Molto si è fatto, ma ancora molto resta da fare. Di fronte ai risultati certamente buoni ottenuti per l’AIDS rimangono ancora molte zone d’ombra e molte criticità, specie per quel che riguarda la malaria e la tubercolosi. Noi oggi guardiamo con occhio riconoscete alla ricerca scientifica che ha permesso in tempi veramente brevi, una manciata di mesi, di giungere dalla sequenza del virus responsabile di COVID-19 ad efficaci vaccini per contrastare la malattia. Se ne contano, in fase diversa di sviluppo, oltre 100 e il loro numero è destinato a crescere ancora. A fronte di questi risultati veramente brillanti, troppo spesso ci dimentichiamo di altre situazioni di difficoltà che tuttora persistono nel mondo. Per questo non si può passare sotto silenzio il fatto che non abbiamo ancora a disposizione un vaccino per la malaria e per la tubercolosi nonostante il numero di casi di malattia e di decessi da loro causati sia impressionante.

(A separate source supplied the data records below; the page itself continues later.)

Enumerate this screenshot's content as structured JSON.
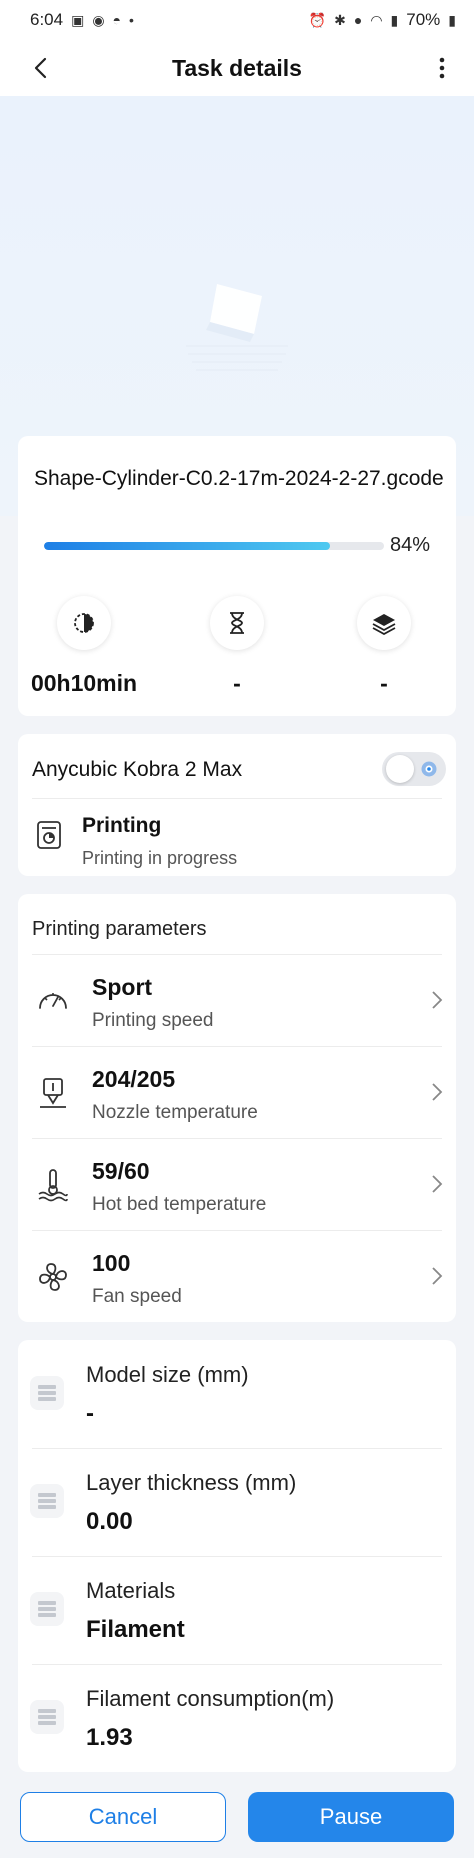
{
  "status_bar": {
    "time": "6:04",
    "battery": "70%"
  },
  "header": {
    "title": "Task details"
  },
  "job": {
    "file_name": "Shape-Cylinder-C0.2-17m-2024-2-27.gcode",
    "progress_percent": 84,
    "progress_label": "84%",
    "stats": [
      {
        "icon": "print-time-icon",
        "value": "00h10min"
      },
      {
        "icon": "hourglass-icon",
        "value": "-"
      },
      {
        "icon": "layers-icon",
        "value": "-"
      }
    ]
  },
  "printer": {
    "name": "Anycubic Kobra 2 Max",
    "toggle_on": false,
    "status_title": "Printing",
    "status_subtitle": "Printing in progress"
  },
  "parameters": {
    "heading": "Printing parameters",
    "items": [
      {
        "icon": "speedometer-icon",
        "value": "Sport",
        "label": "Printing speed"
      },
      {
        "icon": "nozzle-thermometer-icon",
        "value": "204/205",
        "label": "Nozzle temperature"
      },
      {
        "icon": "hot-bed-icon",
        "value": "59/60",
        "label": "Hot bed temperature"
      },
      {
        "icon": "fan-icon",
        "value": "100",
        "label": "Fan speed"
      }
    ]
  },
  "model_info": {
    "items": [
      {
        "label": "Model size (mm)",
        "value": "-"
      },
      {
        "label": "Layer thickness (mm)",
        "value": "0.00"
      },
      {
        "label": "Materials",
        "value": "Filament"
      },
      {
        "label": "Filament consumption(m)",
        "value": "1.93"
      }
    ]
  },
  "actions": {
    "cancel_label": "Cancel",
    "pause_label": "Pause"
  },
  "colors": {
    "accent": "#2486ea",
    "progress_start": "#1e7fe6",
    "progress_end": "#4fc9f0"
  }
}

Si dirà che si tratta di malattie per le quali non è facile l’allestimento del vaccino; questo è probabilmente vero, ma esiste sempre il legittimo dubbio che di queste malattie poco importa perché colpiscono aree povere del mondo e non hanno per questo un grande impatto di natura né mediatica né economica. Alcuni anni or sono il Comitato per l’assegnazione dei premi Nobel ha conferito questo ambito riconoscimento agli scienziati che avevano studiato la terapia della malaria e l’oncocercosi (malattia della cecità fluviale) dando in questo uno straordinario segnale che non ci si dimenticava degli ultimi e di quanti vivevano nelle periferie del mondo. Dimenticarci degli ultimi è sempre moralmente inaccettabile e anche pericoloso dal punto di vista sanitario.